I’ve been thinking a lot recently about the term “women’s fiction” and what is meant by it – is it fiction where the protagonist is a woman, where the author is a woman, which deals with “female themes”? Why does such a term exist?
One publisher who tackles the term head-on and without mercy is Virago, which publishes great books by women, but which couldn’t be classed as women’s fiction, since the term is meaningless and would do Virago’s selection of work down.
Coming to Virago’s incredibly strong list (Virago is Maya Angelou’s UK publisher) this year is Rachel Sieffert, a Man Booker-shortlisted author. I confess I’d not read her previous novels, The Dark Room and Afterwards, so I had few expectations or ideas about what I was getting.
In The Walk Home, set in Glasgow, “now or thereabouts”, a young man called Stevie gets a job on a construction site a few miles down the road from his family, but none of them know he’s back. In the early 1990s, Stevie’s parents Graham and Lindsey meet and move to Glasgow to be close to Graham’s parents.
The Walk Home is not a book where something happens, and then is resolved, and there is an ending, but it is a book about something happening, and the consequences of that. It’s a book about how the past can haunt families, even without their consciously realising that the mistakes of the people before are what is damaging the present.
In the present, most of what we see of Stevie is through the eyes of Polish construction manager Jozef, an immigrant to Glasgow whose life is affected by his move to a strange country, his ties to his family and his struggle to fit in with the culture he’s left behind, and the culture he’s moved into. Jozef’s story mirrors the story of Stevie’s mum, Lindsey, who moved from Ireland for a better life, but finds that it catches her up in Glasgow in ways she never imagined.
We don’t spend an awful lot of time with present-day Stevie, but we do spend a lot of time with Stevie as he grows up, and our relationship with him is built on what we know about his upbringing, which shaped him into the human being he is today. His relationships with his parents and grandparents are key to this, but so are the relationships of the people in his life to each other – they affect him just as deeply as those he is directly a part of.

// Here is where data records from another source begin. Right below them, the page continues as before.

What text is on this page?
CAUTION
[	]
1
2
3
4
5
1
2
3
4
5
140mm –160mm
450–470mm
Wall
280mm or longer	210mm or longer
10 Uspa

The most fascinating character in The Walk Home is Graham’s maternal uncle Eric, whose past life choices have affected the dynamic of his whole family. From his sister Brenda, to his nephew George, to Lindsey and then finally to Stevie, Eric acts as a warning, a threat and a comfort all in one.
Love is at the centre of The Walk Home – love between siblings, love between a husband and wife, and most importantly love between parents and their children. That last one is at the heart of what happens to and forms each character – starting from how the love between Eric and his father was not enough to sustain their relationship, going through to Brenda and Lindsey creating a mother-daughter love, to Stevie being abandoned by his mother despite his love for her.
The only thing I found awkward about The Walk Home was the Glaswegian accent used for the speech. Reading it, I found it very difficult to hear in my head, and it was only occasionally I could hear the right voice. Most of the time, I just gave up and read it as it would have been without the dialect.
Apart from that, The Walk Home was a moving read. Sieffert has captured a portrait of a family affected by love and loss perfectly, and despite how sad it is, I’m left with hope at the end of the novel that the walk home will be completed.
How I got this book: From the publisher, Virago. This did not affect my review.